Romney’s three VP finalists: Pawlenty (the loyal outsider), Portman (the insider), and Ryan (the crusader)… GOPers are currently split over whether Romney should pick Ryan… New Q-polls: Romney leads in CO – where Obama stumps today – but trails in VA and WI… The Romney camp’s danger in elevating Bill Clinton: You turn him into a fair observer just before his primetime convention speech… New Romney and Priorities USA TV ads play loose with the facts… Romney Hood vs. Obamaloney… McCaskill gets her man… And conservatives in MO and KS wage (and win) the “Border War.”
*** The final three: We can say with a high degree of confidence that Mitt Romney’s vice-presidential pick has largely come down to three men: former Minnesota Gov. Tim Pawlenty, U.S. Sen. Rob Portman, and House Budget Committee Chairman Paul Ryan. And it’s more than possible that Romney has already made up his mind. All three VP finalists bring something different to the table. Pawlenty is the loyal outsider, who would enable a Romney-Pawlenty ticket to run as former governors vowing to take on Washington; Pawlenty also potentially would add some blue-collar appeal to the ticket. Portman would be the insider, someone who knows the ways of Washington and who could help govern starting on Day 1. And Ryan would be the crusader, who wants to substantially transform America’s entitlement programs and who would excite a good portion of the GOP’s conservative base. Indeed, Ryan has emerged a VERY REAL possibility, but he also brings the most risk. If Romney selects him, it’s more than conceivable that the dominant campaign discussion in the fall won’t be the economy – but rather the deficit and Medicare. Of course, there was already a good chance the Ryan plan will get plenty attention regardless of Romney’s VP pick.

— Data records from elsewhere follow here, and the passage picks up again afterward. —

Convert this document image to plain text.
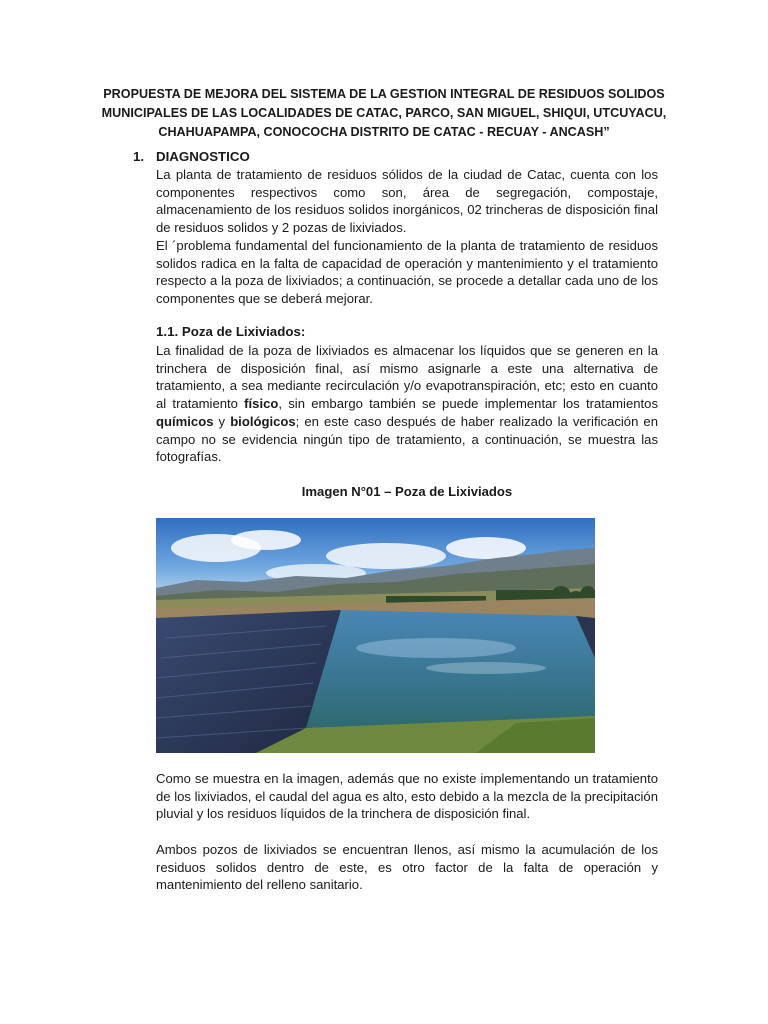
PROPUESTA DE MEJORA DEL SISTEMA DE LA GESTION INTEGRAL DE RESIDUOS SOLIDOS MUNICIPALES DE LAS LOCALIDADES DE CATAC, PARCO, SAN MIGUEL, SHIQUI, UTCUYACU, CHAHUAPAMPA, CONOCOCHA DISTRITO DE CATAC - RECUAY - ANCASH”
1. DIAGNOSTICO
La planta de tratamiento de residuos sólidos de la ciudad de Catac, cuenta con los componentes respectivos como son, área de segregación, compostaje, almacenamiento de los residuos solidos inorgánicos, 02 trincheras de disposición final de residuos solidos y 2 pozas de lixiviados.
El ´problema fundamental del funcionamiento de la planta de tratamiento de residuos solidos radica en la falta de capacidad de operación y mantenimiento y el tratamiento respecto a la poza de lixiviados; a continuación, se procede a detallar cada uno de los componentes que se deberá mejorar.
1.1. Poza de Lixiviados:
La finalidad de la poza de lixiviados es almacenar los líquidos que se generen en la trinchera de disposición final, así mismo asignarle a este una alternativa de tratamiento, a sea mediante recirculación y/o evapotranspiración, etc; esto en cuanto al tratamiento físico, sin embargo también se puede implementar los tratamientos químicos y biológicos; en este caso después de haber realizado la verificación en campo no se evidencia ningún tipo de tratamiento, a continuación, se muestra las fotografías.
Imagen N°01 – Poza de Lixiviados
Como se muestra en la imagen, además que no existe implementando un tratamiento de los lixiviados, el caudal del agua es alto, esto debido a la mezcla de la precipitación pluvial y los residuos líquidos de la trinchera de disposición final.
Ambos pozos de lixiviados se encuentran llenos, así mismo la acumulación de los residuos solidos dentro de este, es otro factor de la falta de operación y mantenimiento del relleno sanitario.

*** Bold vs. cautious GOPers divided on Ryan: Politico writes that Republican observers are split on Ryan. “Ryan advocates, including some of his colleagues and high-profile conservative elites, believe Romney will lose if he doesn’t make a more assertive case for his candidacy and that selecting the 42-year-old wonky golden boy would sound a clarion call to the electorate about the sort of reforms the presumptive GOP nominee wants to bring to Washington. Call them the ‘go bold’ crowd.” On the other hand: “Their opposites, pragmatic-minded Republican strategists and elected officials, believe that to select Ryan is to hand President Barack Obama’s campaign a twin-edged blade, letting the incumbent slash Romney on the Wisconsin congressman’s Medicare proposal and carve in the challenger a scarlet ‘C’ for the unpopular Congress. This is the cautious corner.”